An Orange County high school teacher resigned just as an investigation into allegedly inappropriate political comments in the classroom began, school board Chairman Stephen Halkiotis said.
The accusations against Amanda Harder, an English teacher at Cedar Ridge High School, were reported last week by the Triangle-based blog LadyLiberty1885.com and were picked up by some national and international news outlets.
Harder’s students said their teacher asked them to compare speeches by Adolf Hitler with those made by Republican presidential candidate Donald Trump, according to the blog run by conservative blogger A.P. Dillon.
Halkiotis announced Harder’s voluntary resignation at Monday night’s school board meeting.
“Please know that our Board of Education has clear policies that prohibit staff from promoting or denouncing a particular candidate or party,” he read from a prepared statement. “While our teachers are free to educate students about political issues, when relevant to the curriculum, there is a fundamental difference between educating and advocating; between informing and voicing personal views.”
Efforts to reach Harder and Cedar Ridge Principal Heather Blackmon were unsuccessful.
Halkiotis said Harder already had plans resign in December. She had been an English Honors and A.P. World History teacher at Cedar Ridge since 2014, according to her LinkedIn profile. She started teaching in 1997 and also worked 15 years with the Chapel Hill-Carrboro City Schools.
Dillon first wrote about Harder’s comments on Sept. 21, publishing what she says is a student recording from Harder’s classroom.
The teacher in the recording calls Trump a “master of pathos,” who manipulates his audience through their fears. The comments were part of a lesson on three ways to persuade an audience, she says, noting that an argument using pathos appeals to the emotions.
The teacher also says Hillary Clinton, the Democratic Party nominee, and liberal news outlets use the technique – although they are “a little bit more subtle.”
Cedar Ridge parent Janet Lamb talked with her son, a student in the class, after learning about the issue.

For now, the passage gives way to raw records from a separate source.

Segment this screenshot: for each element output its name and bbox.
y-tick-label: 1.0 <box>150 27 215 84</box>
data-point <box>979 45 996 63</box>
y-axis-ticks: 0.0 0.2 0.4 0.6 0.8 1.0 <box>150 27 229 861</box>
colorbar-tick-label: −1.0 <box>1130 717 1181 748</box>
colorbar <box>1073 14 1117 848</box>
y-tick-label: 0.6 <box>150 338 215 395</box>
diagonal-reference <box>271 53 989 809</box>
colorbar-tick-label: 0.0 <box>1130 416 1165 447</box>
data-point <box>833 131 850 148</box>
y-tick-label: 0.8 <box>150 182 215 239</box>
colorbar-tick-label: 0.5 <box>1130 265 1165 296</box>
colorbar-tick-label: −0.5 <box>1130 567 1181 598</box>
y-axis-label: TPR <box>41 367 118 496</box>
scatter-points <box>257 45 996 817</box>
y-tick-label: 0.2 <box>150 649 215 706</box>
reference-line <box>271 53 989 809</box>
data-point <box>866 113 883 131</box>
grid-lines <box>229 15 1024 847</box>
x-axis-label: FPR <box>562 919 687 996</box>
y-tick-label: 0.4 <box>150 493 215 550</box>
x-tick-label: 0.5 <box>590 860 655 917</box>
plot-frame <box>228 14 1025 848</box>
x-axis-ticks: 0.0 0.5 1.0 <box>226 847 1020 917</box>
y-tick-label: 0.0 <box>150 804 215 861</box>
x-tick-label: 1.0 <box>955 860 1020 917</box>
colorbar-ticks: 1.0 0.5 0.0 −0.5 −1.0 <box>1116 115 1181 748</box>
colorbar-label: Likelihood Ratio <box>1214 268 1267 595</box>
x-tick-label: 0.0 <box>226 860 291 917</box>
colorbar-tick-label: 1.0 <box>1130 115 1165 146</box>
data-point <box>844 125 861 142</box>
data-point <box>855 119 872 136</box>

She appreciated that he was able to discuss the issue with other students and listen to their opinions, she said.
While she hasn’t heard the recording, she can understand why there might be concern, Lamb said.
“My first reaction was that I supported the teacher,” Lamb said. “She seemed to be following the curriculum and finding things that were going on in current events that supported the curriculum, so I felt like she was teaching appropriately. But I do say that if I was a Trump supporter, I would have been upset.”
Parent Stephanie Rogers did hear the recording. Her daughter was in Harder’s other class, which was studying similar themes in English and A.P. World History, she said. Harder had assigned the class a book on World War II and asked them to pick topics for a section on how to write with influence, she said.
“I have no grief whatsoever about what was being studied or covered in the curriculum. It all made sense to me, and the fact that teachers are asked to make things current and relevant, even that part I understood,” Rogers said. “I’m not sure I would have made exactly the same choices and statements the teacher did, but given the whole context, it didn’t seem out of line to me.
She is concerned more that her daughter lost a good English teacher, Rogers said, and the precedent it sets for handling future grievances.
“I just don’t believe this was a national or international issue, but that’s where it went, and I don’t feel like the school or the district had a means of addressing the real grievance, because they weren’t given that chance,” she said.
Several parents and others who criticized Harder on social media did not respond to interview requests.
Halkiotis said teachers were reminded about the district’s policy; the county’s diversity of opinions makes it important to be “mindful and respectful,” he said.
“The last thing the school system or any school needs is to become a battleground between political opponents,” Halkiotis said.
“That is not what we’re in business for,” he said. “We’re in business to educate children and to help them become better citizens. You’ve got to be very careful how you walk that line.”